Assinatura de carro vale a pena? Há opções a partir de R$ 1.589 por mês

Preços altos dos automóveis, taxas desfavoráveis para o financiamento e baixa aprovação de crédito. Com esse cenário, ficou mais difícil estacionar um carro novo na garagem, ou até mesmo trocar o usado por um mais modelo mais atual.

Para curtos períodos, como uma viagem, há sempre a possibilidade do aluguel. A outra, que surgiu recentemente, é a assinatura. Sistema ideal para quem pretende ficar mais tempo com o veículo.

Na locação tradicional, o cliente pode não receber exatamente o veículo que ele quer: a reserva é feita por categoria, caso um carro esgote, há migração para outro. E também não será necessariamente um zero-quilômetro. Na assinatura, por outro lado, até a cor pode ser escolhida.

Assim como o aluguel, a assinatura não compromete o crédito de quem iria comprar por financiamento, por exemplo. O pagamento pode ser feito via cartão de crédito, o que ainda rende pontos. Também é prático para quem não gosta de lidar com documentação. No custo pago mensalmente estão inclusos os custos do Ipva, seguro e até mesmo o das revisões programadas.

Na prática
Atualmente, o carro de passeio zero-quilômetro mais acessível do país é o Kwid. A Renault oferece a versão Zen por R$ 68.190. Para a compra, é preciso mobilizar o valor completo ou pelo menos uma entrada. Para a assinatura, o cliente pode optar por planos de 12 a 48 meses.

No cenário mais curto, assinando por um ano com uma franquia para rodar até 1.000 quilômetros por mês, o custo mensal será de R$ 1.949. Em 18 meses, cai para R$ 1.819. Em 24 meses, para R$ 1.719; em 36 meses, para R$ 1.689 e, em 48 meses, sair por R$ 1.589.

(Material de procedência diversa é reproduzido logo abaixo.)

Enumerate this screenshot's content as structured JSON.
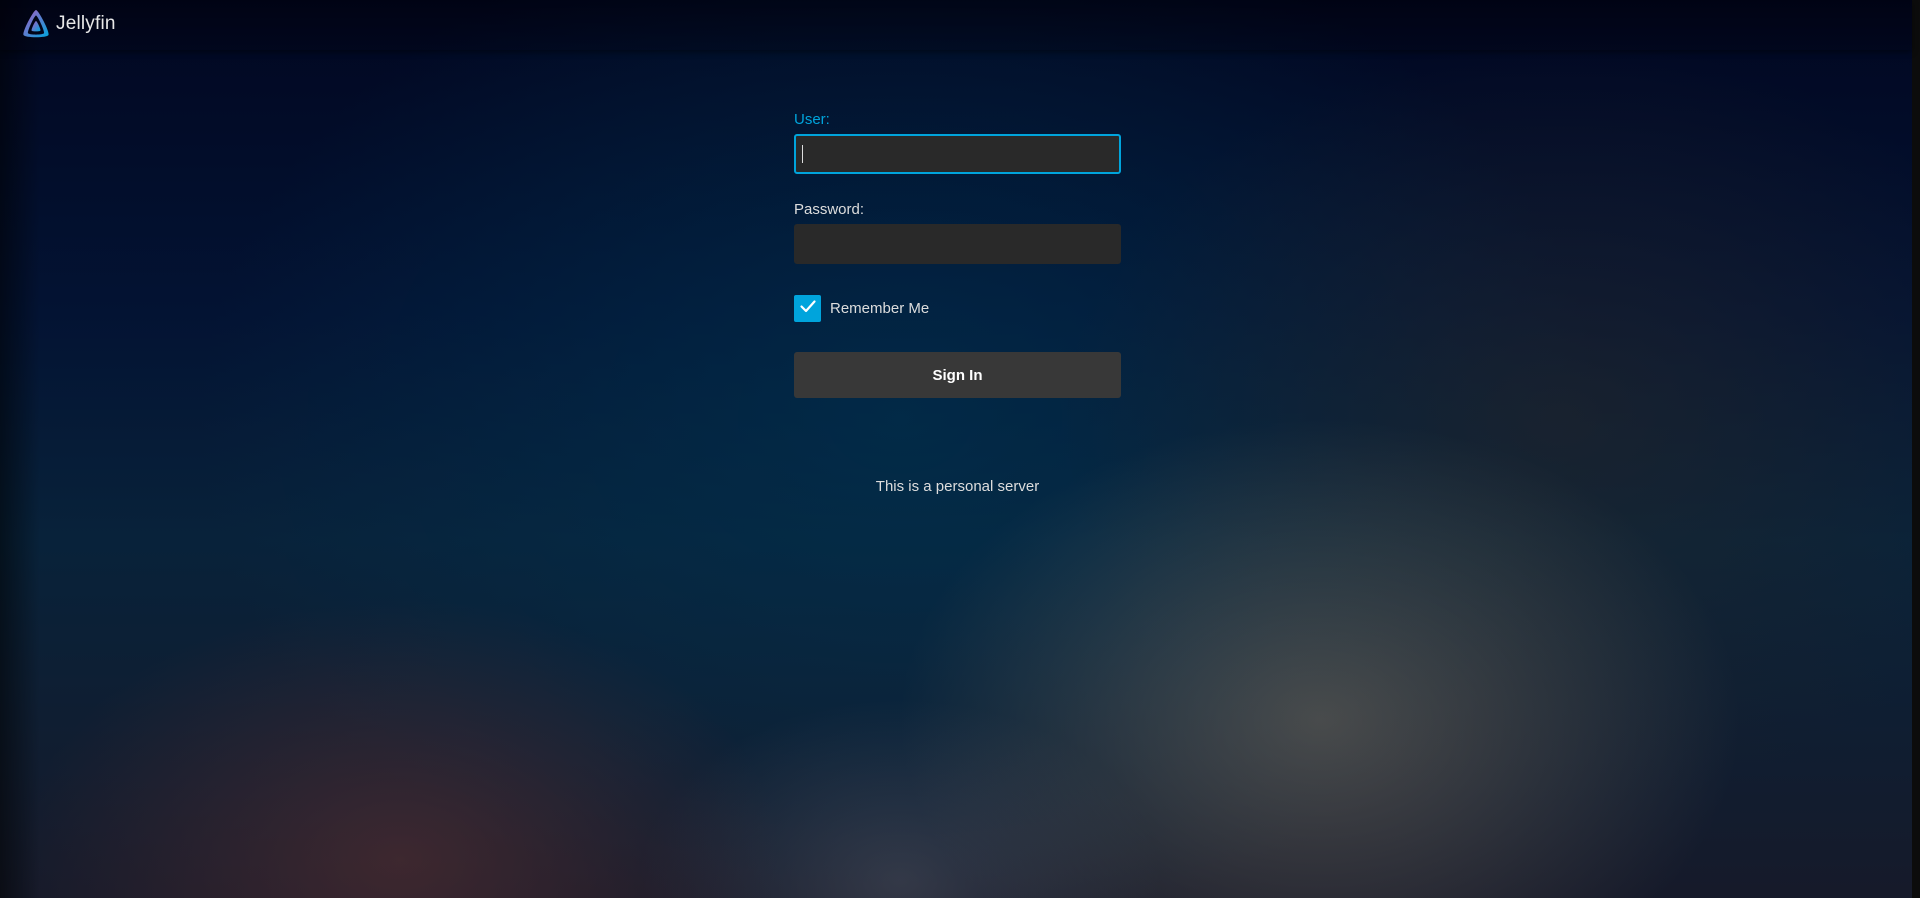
{
  "app": {
    "name": "Jellyfin",
    "logo_icon": "jellyfin-logo-icon"
  },
  "login": {
    "user_label": "User:",
    "user_value": "",
    "password_label": "Password:",
    "password_value": "",
    "remember_label": "Remember Me",
    "remember_checked": true,
    "signin_label": "Sign In"
  },
  "footer": {
    "disclaimer": "This is a personal server"
  },
  "colors": {
    "accent": "#00a4dc",
    "input_bg": "#292929",
    "button_bg": "#383838"
  }
}
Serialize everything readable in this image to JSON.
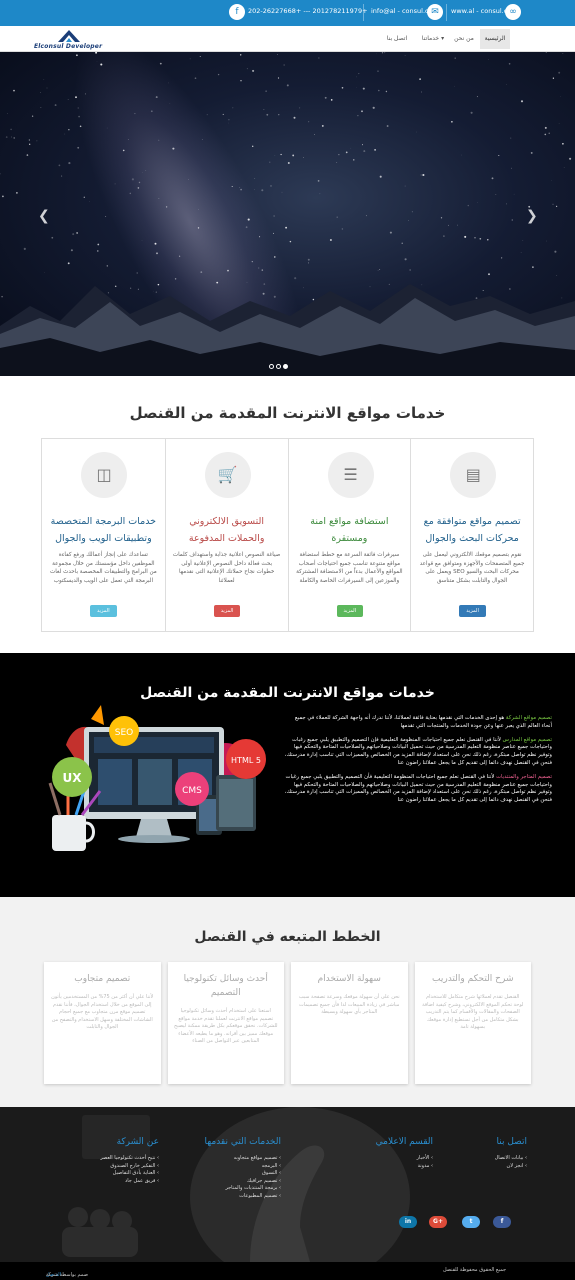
{
  "contact": {
    "website": "www.al - consul.com",
    "email": "info@al - consul.com",
    "phones": "202-26227668+ --- 201278211979+"
  },
  "logo": {
    "text": "Elconsul Developer"
  },
  "nav": {
    "home": "الرئيسية",
    "about": "من نحن",
    "services": "خدماتنا",
    "contact": "اتصل بنا"
  },
  "hero": {
    "slides": 3,
    "active_slide": 3
  },
  "services": {
    "title": "خدمات مواقع الانترنت المقدمة من القنصل",
    "items": [
      {
        "icon": "monitor-icon",
        "title": "تصميم مواقع متوافقة مع محركات البحث والجوال",
        "desc": "نقوم بتصميم موقعك الالكتروني ليعمل على جميع المتصفحات والأجهزة ومتوافق مع قواعد محركات البحث والسيو SEO ويعمل على الجوال والتابلت بشكل متناسق",
        "button": "المزيد",
        "color": "#337ab7"
      },
      {
        "icon": "server-icon",
        "title": "استضافة مواقع امنة ومستقرة",
        "desc": "سيرفرات فائقة السرعة مع خطط استضافة مواقع متنوعة تناسب جميع احتياجات أصحاب المواقع والأعمال بدءاً من الاستضافة المشتركة والموزعين إلى السيرفرات الخاصة والكاملة",
        "button": "المزيد",
        "color": "#5cb85c"
      },
      {
        "icon": "cart-icon",
        "title": "التسويق الالكتروني والحملات المدفوعة",
        "desc": "صياغة النصوص اعلانية جذابة واستهداف كلمات بحث فعالة داخل النصوص الإعلانية أولى خطوات نجاح حملاتك الإعلانية التى نقدمها لعملائنا",
        "button": "المزيد",
        "color": "#d9534f"
      },
      {
        "icon": "database-icon",
        "title": "خدمات البرمجة المتخصصة وتطبيقات الويب والجوال",
        "desc": "تساعدك على إنجاز أعمالك ورفع كفاءة الموظفين داخل مؤسستك من خلال مجموعة من البرامج والتطبيقات المخصصة باحدث لغات البرمجة التي تعمل على الويب والديسكتوب",
        "button": "المزيد",
        "color": "#5bc0de"
      }
    ]
  },
  "showcase": {
    "title": "خدمات مواقع الانترنت المقدمة من القنصل",
    "para1_hl": "تصميم مواقع الشركة",
    "para1": " هو إحدى الخدمات التي نقدمها بعناية فائقة لعملائنا، لأننا ندرك أنه واجهة الشركة للعملاء في جميع أنحاء العالم الذي يعبر عنها وعن جودة الخدمات والمنتجات التي تقدمها",
    "para2_hl": "تصميم مواقع المدارس",
    "para2": " لأننا في القنصل نعلم جميع احتياجات المنظومة التعليمية فإن التصميم والتطبيق يلبي جميع رغبات واحتياجات جميع عناصر منظومة التعليم المدرسية من حيث تحميل البيانات وصلاحياتهم والصلاحيات المتاحة والتحكم فيها وتوفير نظم تواصل مبتكرة، رغم ذلك نحن على استعداد لإضافة المزيد من الخصائص والمميزات التي تناسب إدارة مدرستك، فنحن في القنصل نهدف دائما إلى تقديم كل ما يجعل عملائنا راضون عنا",
    "para3_hl": "تصميم المتاجر والمنتديات",
    "para3": " لأننا في القنصل نعلم جميع احتياجات المنظومة التعليمية فأن التصميم والتطبيق يلبي جميع رغبات واحتياجات جميع عناصر منظومة التعليم المدرسية من حيث تحميل البيانات وصلاحياتهم والصلاحيات المتاحة والتحكم فيها وتوفير نظم تواصل مبتكرة، رغم ذلك نحن على استعداد لإضافة المزيد من الخصائص والمميزات التي تناسب إدارة مدرستك، فنحن في القنصل نهدف دائما إلى تقديم كل ما يجعل عملائنا راضون عنا",
    "badges": [
      "SEO",
      "UX",
      "HTML 5",
      "CMS"
    ]
  },
  "plan": {
    "title": "الخطط المتبعه في القنصل",
    "cards": [
      {
        "title": "شرح التحكم والتدريب",
        "desc": "القنصل تقدم لعملائها شرح متكامل للاستخدام لوحة تحكم الموقع الالكتروني، وشرح كيفية اضافة الصفحات والمقالات والأقسام كما يتم التدريب بشكل متكامل من أجل تستطيع إدارة موقعك بسهولة تامة"
      },
      {
        "title": "سهولة الاستخدام",
        "desc": "نحن على أن سهولة موقعك وسرعة تصفحة سبب مباشر في زيادة المبيعات لذا فأن جميع تصميمات المتاجر بأي سهولة وبسيطة"
      },
      {
        "title": "أحدث وسائل تكنولوجيا التصميم",
        "desc": "استعنا على استخدام أحدث وسائل تكنولوجيا تصميم مواقع الانترنت لعملنا تقدم خدمة مواقع للشركات. نحقق موقعكم بكل طريقة ممكنة ليصبح موقعك مميز بين أقرانه. وهو ما يطيعه الأعضاء المتابعين عبر التواصل من الصناء"
      },
      {
        "title": "تصميم متجاوب",
        "desc": "لأننا علي أن أكثر من 75% من المستخدمين يأتون إلى الموقع من خلال استخدام الجوال، فأننا نقدم تصميم موقع مرن متجاوب مع جميع احجام الشاشات المختلفة وسهل الاستخدام والتصفح من الجوال والتابلت"
      }
    ]
  },
  "footer": {
    "contact": {
      "title": "اتصل بنا",
      "items": [
        "بيانات الاتصال",
        "انجز لان"
      ]
    },
    "media": {
      "title": "القسم الاعلامي",
      "items": [
        "الأخبار",
        "مدونة"
      ]
    },
    "services": {
      "title": "الخدمات التي نقدمها",
      "items": [
        "تصميم مواقع متجاوبه",
        "البرمجه",
        "التسوق",
        "تصميم جرافيك",
        "برمجة المنتديات والمتاجر",
        "تصميم المطبوعات"
      ]
    },
    "company": {
      "title": "عن الشركة",
      "items": [
        "نتيح أحدث تكنولوجيا العصر",
        "التفكير خارج الصندوق",
        "العناية بأدق التفاصيل",
        "فريق عمل جاد"
      ]
    },
    "socials": [
      {
        "label": "in",
        "color": "#0e76a8"
      },
      {
        "label": "G+",
        "color": "#dd4b39"
      },
      {
        "label": "t",
        "color": "#55acee"
      },
      {
        "label": "f",
        "color": "#3b5998"
      }
    ]
  },
  "bottom": {
    "rights": "جميع الحقوق محفوظة للقنصل",
    "credit_prefix": "صمم بواسطة شركة",
    "credit_link": "القنصل"
  }
}
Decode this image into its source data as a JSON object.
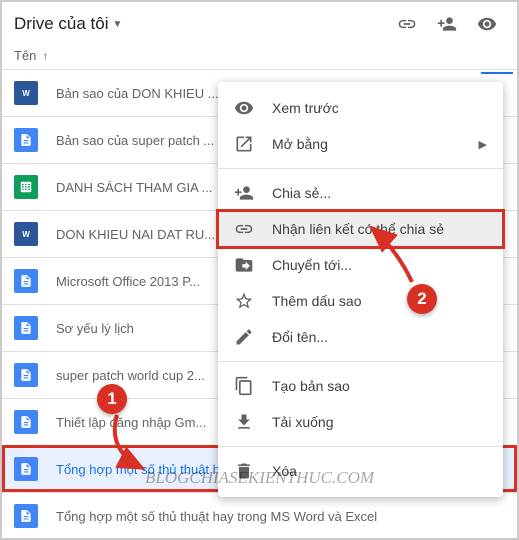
{
  "header": {
    "title": "Drive của tôi"
  },
  "column": {
    "name_label": "Tên"
  },
  "files": [
    {
      "name": "Bản sao của DON KHIEU ...",
      "icon": "word"
    },
    {
      "name": "Bản sao của super patch ...",
      "icon": "docs"
    },
    {
      "name": "DANH SÁCH THAM GIA ...",
      "icon": "sheets"
    },
    {
      "name": "DON KHIEU NAI DAT RU...",
      "icon": "word"
    },
    {
      "name": "Microsoft Office 2013 P...",
      "icon": "docs"
    },
    {
      "name": "Sơ yếu lý lịch",
      "icon": "docs"
    },
    {
      "name": "super patch world cup 2...",
      "icon": "docs"
    },
    {
      "name": "Thiết lập đăng nhập Gm...",
      "icon": "docs"
    },
    {
      "name": "Tổng hợp một số thủ thuật hay trong MS Word và ...",
      "icon": "docs",
      "selected": true,
      "highlighted": true
    },
    {
      "name": "Tổng hợp một số thủ thuật hay trong MS Word và Excel",
      "icon": "docs"
    }
  ],
  "context_menu": {
    "preview": "Xem trước",
    "open_with": "Mở bằng",
    "share": "Chia sẻ...",
    "get_link": "Nhận liên kết có thể chia sẻ",
    "move_to": "Chuyển tới...",
    "add_star": "Thêm dấu sao",
    "rename": "Đổi tên...",
    "make_copy": "Tạo bản sao",
    "download": "Tải xuống",
    "remove": "Xóa"
  },
  "annotations": {
    "step1": "1",
    "step2": "2"
  },
  "watermark": "BLOGCHIASEKIENTHUC.COM"
}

Para quem vai ficar até um ano e meio, é uma opção que vale a pena. Ou seja, interessante para quem precisa fazer ajustes na renda e não quer comprometer o crédito ou imobilizar o valor para comprar um automóvel. Além da facilidade de não ter trabalho com seguro, manutenção e documentação.

Para prazos maiores, a equação é menos favorável. Por exemplo, se o cliente ficar com o veículo por quatro anos, terá desembolsado R$ 76 mil e terá que devolver o carro para a empresa.

A concorrência da Renault também oferece opções, como a Fiat. No caso do Mobi, que custa inicialmente R$ 68.990 é oferecido em um sistema similar, mas com prazos diferentes, apenas para 36 ou 48 meses. Para 36 meses, com franquia de 1.000 km o custo é mais alto que o do Kwid: R$ 2.019.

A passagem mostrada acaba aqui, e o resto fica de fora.